Given those points and the fact that I will take on board the wording of amendment No. 131 when we consider the issue before Report, I hope that the hon. Member for Basingstoke will withdraw the amendment. Before she does so, however, if she has such concerns about a receptionist working in a dental service, perhaps she could explain whether it is her view that such a person who has been on a barred list should not be employed in controlled activity with safeguards in place, because we would be delighted to hear the Opposition’s policy on that.
I am not sure that anyone is implying that we should not have safeguards in place. The Minister should perhaps remember that we are here to listen to what the Government’s policy is, not to debate the Opposition. However, if he would like to swap places, we would be more than happy to try to improve the Bill and make it much better not only for those of us on the Committee, but those who have to try to put it into practice. We have heard constructive ways of trying to improve the Bill from my hon. Friends and Liberal Democrat Members, so it is somewhat disappointing that at the first sign of identifying the problem, the Minister’s reaction is defensive.
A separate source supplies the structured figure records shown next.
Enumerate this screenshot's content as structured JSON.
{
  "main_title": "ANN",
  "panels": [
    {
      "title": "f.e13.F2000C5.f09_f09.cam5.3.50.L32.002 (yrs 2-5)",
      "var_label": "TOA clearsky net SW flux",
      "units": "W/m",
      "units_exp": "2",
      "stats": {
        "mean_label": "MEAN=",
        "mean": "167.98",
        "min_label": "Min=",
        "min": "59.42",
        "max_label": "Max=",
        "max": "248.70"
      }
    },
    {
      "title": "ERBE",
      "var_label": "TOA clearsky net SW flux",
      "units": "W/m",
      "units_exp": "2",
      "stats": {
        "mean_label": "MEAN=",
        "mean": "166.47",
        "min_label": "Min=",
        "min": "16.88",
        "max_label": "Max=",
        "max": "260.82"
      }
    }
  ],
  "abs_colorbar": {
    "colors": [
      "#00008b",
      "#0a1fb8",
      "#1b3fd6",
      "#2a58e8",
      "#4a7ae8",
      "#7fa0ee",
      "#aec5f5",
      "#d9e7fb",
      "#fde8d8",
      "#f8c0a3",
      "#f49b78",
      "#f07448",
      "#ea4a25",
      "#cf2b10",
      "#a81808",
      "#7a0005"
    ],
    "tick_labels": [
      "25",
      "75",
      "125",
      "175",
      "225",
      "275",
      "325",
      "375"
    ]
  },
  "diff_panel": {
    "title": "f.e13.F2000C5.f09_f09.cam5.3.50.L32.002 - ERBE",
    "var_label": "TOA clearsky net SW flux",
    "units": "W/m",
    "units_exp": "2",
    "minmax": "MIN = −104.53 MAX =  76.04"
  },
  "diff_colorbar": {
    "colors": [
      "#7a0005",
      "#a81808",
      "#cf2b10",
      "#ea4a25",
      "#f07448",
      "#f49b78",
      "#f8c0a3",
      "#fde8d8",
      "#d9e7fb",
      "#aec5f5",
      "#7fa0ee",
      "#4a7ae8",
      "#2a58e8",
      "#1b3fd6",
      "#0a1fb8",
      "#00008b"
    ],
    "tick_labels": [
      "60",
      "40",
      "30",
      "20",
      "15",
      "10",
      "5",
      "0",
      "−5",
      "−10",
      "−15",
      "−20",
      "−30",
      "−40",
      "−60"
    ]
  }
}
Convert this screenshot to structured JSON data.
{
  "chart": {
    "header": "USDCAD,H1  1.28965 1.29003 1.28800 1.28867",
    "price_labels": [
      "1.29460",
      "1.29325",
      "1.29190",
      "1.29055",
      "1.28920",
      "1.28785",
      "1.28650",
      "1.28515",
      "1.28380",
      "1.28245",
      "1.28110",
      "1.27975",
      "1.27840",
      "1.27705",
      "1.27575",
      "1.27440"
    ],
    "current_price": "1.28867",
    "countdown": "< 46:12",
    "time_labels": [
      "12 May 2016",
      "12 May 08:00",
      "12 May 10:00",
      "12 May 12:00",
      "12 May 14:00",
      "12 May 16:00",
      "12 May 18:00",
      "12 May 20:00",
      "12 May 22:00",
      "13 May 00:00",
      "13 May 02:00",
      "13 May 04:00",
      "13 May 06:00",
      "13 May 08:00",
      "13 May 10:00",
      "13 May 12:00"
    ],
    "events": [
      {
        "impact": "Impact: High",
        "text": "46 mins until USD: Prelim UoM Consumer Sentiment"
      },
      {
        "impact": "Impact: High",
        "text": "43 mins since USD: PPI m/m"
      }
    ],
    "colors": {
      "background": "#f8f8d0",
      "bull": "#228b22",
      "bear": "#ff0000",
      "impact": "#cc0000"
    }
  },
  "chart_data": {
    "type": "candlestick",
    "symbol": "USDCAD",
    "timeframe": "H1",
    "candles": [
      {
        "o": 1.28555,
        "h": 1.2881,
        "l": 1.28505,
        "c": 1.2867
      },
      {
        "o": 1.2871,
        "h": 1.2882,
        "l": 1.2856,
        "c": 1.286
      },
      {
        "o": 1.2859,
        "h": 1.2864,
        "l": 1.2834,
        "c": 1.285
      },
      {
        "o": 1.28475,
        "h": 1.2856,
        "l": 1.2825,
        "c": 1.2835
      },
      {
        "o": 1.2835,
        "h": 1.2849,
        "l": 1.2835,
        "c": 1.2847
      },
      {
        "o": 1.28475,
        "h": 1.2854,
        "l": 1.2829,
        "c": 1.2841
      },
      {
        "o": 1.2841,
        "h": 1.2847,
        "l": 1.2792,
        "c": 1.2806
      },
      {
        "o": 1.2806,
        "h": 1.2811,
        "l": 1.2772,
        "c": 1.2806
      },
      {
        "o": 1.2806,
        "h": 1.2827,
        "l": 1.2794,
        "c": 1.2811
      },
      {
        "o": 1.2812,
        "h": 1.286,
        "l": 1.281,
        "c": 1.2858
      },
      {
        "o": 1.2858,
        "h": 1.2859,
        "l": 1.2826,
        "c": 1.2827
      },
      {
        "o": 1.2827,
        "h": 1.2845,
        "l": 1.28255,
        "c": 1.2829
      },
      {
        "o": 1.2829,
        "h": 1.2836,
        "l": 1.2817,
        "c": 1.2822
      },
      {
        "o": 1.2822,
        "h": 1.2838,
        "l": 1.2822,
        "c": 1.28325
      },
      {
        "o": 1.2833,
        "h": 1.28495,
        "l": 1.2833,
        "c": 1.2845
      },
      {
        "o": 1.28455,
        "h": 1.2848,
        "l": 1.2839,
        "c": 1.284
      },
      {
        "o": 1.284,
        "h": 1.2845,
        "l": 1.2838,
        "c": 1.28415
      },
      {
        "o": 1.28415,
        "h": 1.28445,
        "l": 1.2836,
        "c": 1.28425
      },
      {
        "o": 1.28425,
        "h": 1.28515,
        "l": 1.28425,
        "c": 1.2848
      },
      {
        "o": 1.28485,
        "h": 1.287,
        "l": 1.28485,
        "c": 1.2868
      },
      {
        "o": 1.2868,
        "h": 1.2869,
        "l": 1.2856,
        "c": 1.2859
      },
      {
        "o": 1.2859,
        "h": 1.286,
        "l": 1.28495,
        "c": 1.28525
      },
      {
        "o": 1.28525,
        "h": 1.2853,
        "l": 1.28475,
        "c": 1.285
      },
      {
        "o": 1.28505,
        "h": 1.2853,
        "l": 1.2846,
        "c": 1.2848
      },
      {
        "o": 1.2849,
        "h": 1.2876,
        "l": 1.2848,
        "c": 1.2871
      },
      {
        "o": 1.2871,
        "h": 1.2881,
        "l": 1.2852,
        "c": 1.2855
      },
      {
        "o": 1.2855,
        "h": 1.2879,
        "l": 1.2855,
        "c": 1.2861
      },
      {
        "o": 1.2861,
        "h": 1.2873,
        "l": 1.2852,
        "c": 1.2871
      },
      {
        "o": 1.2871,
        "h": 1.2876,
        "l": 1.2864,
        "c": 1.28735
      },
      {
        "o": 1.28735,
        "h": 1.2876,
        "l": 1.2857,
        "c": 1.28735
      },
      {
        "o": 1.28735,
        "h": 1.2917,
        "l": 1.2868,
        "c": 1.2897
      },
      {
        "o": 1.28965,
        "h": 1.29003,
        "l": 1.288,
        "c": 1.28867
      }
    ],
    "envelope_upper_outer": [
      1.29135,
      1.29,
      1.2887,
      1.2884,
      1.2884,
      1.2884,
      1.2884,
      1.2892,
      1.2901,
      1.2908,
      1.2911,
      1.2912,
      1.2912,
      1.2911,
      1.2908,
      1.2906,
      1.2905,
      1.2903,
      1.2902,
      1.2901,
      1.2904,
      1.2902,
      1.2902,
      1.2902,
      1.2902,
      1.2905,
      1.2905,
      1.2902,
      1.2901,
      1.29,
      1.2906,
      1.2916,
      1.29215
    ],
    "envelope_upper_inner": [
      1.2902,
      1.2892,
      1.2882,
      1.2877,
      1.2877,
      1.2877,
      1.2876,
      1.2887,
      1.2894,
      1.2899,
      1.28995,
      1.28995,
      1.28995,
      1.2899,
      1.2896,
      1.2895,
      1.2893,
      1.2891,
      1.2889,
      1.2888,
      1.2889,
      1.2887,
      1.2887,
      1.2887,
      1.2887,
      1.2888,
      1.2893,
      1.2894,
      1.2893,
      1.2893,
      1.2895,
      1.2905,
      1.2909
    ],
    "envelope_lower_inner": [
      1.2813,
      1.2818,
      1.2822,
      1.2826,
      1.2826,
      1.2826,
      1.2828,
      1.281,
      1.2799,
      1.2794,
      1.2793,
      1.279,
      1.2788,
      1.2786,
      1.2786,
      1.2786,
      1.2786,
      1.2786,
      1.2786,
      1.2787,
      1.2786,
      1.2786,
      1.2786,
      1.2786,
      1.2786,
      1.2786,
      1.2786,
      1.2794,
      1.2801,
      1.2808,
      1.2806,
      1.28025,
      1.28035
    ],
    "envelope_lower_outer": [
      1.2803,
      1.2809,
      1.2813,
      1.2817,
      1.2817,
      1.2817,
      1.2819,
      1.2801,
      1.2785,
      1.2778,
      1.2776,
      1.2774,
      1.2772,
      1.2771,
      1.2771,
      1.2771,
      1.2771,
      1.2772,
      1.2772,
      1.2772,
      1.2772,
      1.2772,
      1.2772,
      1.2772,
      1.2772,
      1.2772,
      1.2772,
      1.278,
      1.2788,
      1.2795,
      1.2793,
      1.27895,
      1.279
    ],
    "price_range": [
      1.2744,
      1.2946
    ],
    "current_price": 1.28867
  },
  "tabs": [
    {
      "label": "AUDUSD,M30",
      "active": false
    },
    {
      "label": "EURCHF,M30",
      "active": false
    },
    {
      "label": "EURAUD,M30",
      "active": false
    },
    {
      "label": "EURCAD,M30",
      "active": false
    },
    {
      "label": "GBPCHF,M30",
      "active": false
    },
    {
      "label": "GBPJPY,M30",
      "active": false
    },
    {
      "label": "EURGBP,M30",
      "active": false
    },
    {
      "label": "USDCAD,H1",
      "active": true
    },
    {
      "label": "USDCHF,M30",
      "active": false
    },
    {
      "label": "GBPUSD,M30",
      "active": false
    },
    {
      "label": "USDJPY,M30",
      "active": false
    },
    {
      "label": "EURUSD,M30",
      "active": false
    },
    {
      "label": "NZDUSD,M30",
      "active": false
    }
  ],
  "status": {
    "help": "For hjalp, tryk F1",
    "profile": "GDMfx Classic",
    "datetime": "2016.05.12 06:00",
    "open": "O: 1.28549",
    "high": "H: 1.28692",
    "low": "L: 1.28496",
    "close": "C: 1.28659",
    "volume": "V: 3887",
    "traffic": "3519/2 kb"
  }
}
My comments about the Ofsted report related to the Government’s communication failures. They gave the report to the press in advance of Second Reading, but not to Opposition spokespeople, which put us in a difficult position. However, that is in the past and I do not want to dwell on it. We are talking about the safety of children and vulnerable adults, not the sensibilities of the Government and the way in which they choose to leak their information.
It is clearly disappointing to my hon. Friends and I that the Government are not willing to learn from their mistakes. Amendments Nos. 115 and 108 are constructive, and try to solve the problems that the Government have experienced in communicating to the many people who will be affected by the Bill. However, they are not willing to learn from the communication problems of the past. We should ensure that it is clear to employers that the guidance is not merely something to take heed of and simply “have regard to”, but that it should be put in place and acted in accordance with. That is a different form of words. The amendment would fundamentally change the way in which employers would consider the guidance, and it is disappointing that the Minister does not seem to understand or appreciate that difference.
We all share the objective of improving the Bill, and we are scrutinisers in that matter. We have an obligation to put forward what we feel would constitute an improvement. Clearly, the Minister has heard the issues and perhaps he will have time to reflect in a more measured manner outside the Committee. I hope that he will have time to reflect on the amendments before Report, and I beg to ask leave to withdraw the amendment.